National Infrastructure Simulation and Analysis Center

The National Infrastructure Simulation and Analysis Center (NISAC) conducts modeling, simulation, and analysis of the nation's critical infrastructure. NISAC analysts assess critical infrastructure risk, vulnerability, interdependencies, and event consequences.


NISAC began as a collaboration between Los Alamos and Sandia National Laboratories in 1999 and was incorporated by the USA Patriot Act of 2001 into the Department of Homeland Security upon its inception in March 2003. The Office of Cyber and Infrastructure Analysis (OCIA) oversees NISAC operations.

OCIA prioritizes requests for analysis, and undertakes ventures to create or advance a needed capability to support government decision makers.

NISAC plays a vital role under the National Infrastructure Protection Plan (NIPP), which relies on robust public-private information sharing to protect and build resiliency for the Nation's vast infrastructure. The center's multidisciplinary expertise covers the full spectrum of 16 critical infrastructure sectors while focusing on the challenges posed by interdependencies and the consequences of disruption. (See section 6.3.2 of the NIPP.)

NISAC researchers and analysts conduct extensive modeling, simulation, and analysis to support risk mitigation and policy planning.

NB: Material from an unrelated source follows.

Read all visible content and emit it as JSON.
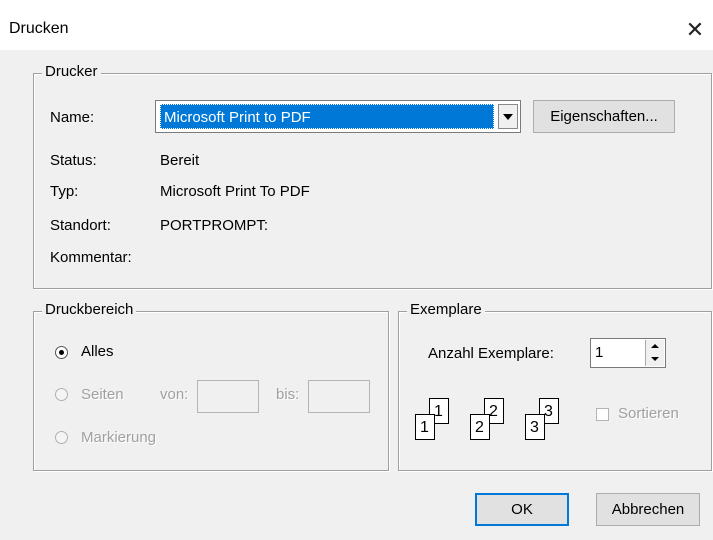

They also provide real-time assistance to decision makers at all levels of government and private sector infrastructure owner/operator partners during critical incidents including hurricanes, flooding, wildfires, and manmade events.

Infrastructure Analysis and Policy Planning

NISAC analyses help planners prepare for and respond to events that threaten or affect critical infrastructure. Because catastrophic events such as hurricanes and earthquakes do not follow jurisdictional boundaries, NISAC focuses on cross-discipline, cross-jurisdictional preparation and response.

In-depth analyses provide a better understanding of infrastructure disruption impacts and the effectiveness of mitigation strategies.

Analysts also integrate expertise from the center's core partners, their collaborators, and system experts. OCIA personnel manage NISAC projects and serve as customer liaisons to clarify requirements and increase communications between NISAC performers and study sponsors.

OCIA's planned analyses include:

  • Pandemic influenza
  • Chemical supply chain
  • Hurricane scenario analyses for Atlantic and Gulf Coasts
  • Global finance and payment systems
  • The Future Of Smart Cities: Cyber-Physical Infrastructure Risk
  • Cloud Technologies
  • Vehicle Cyber Vulnerabilities
  • California water systems
  • Power grid
  • Southern California earthquakes

Incident Response Fast Analysis & Simulation Team

A central resource point for the Department, NISAC's Fast Analysis and Simulation Team (FAST) provides practical information within severe time constraints in response to issues of immediate national importance. FAST uses NISAC's long-term planning and analysis results, subject matter expertise, and a suite of models to rapidly respond to questions on affected sectors, the consequences of infrastructure interdependencies, and potential economic impacts.

OCIA personnel help integrate NISAC analyses into other government decision processes to increase situational awareness and assure the best possible products within time constraints.

Examples of NISAC's FAST analyses:

  • U.S./Mexico and U.S./Canada cross-border transportation corridors
  • Midwest flooding impact
  • Cross-border pipelines
  • NYC bridges and tunnels
  • International assets
  • New England water infrastructure
  • Southern California wildfires
  • Mexico critical energy infrastructure
  • Key chemical facilities and chokepoints

For Further Information

To help in planning and readiness, NISAC pre-incident studies and other reports are made available to security partners through the Homeland Security Information Network.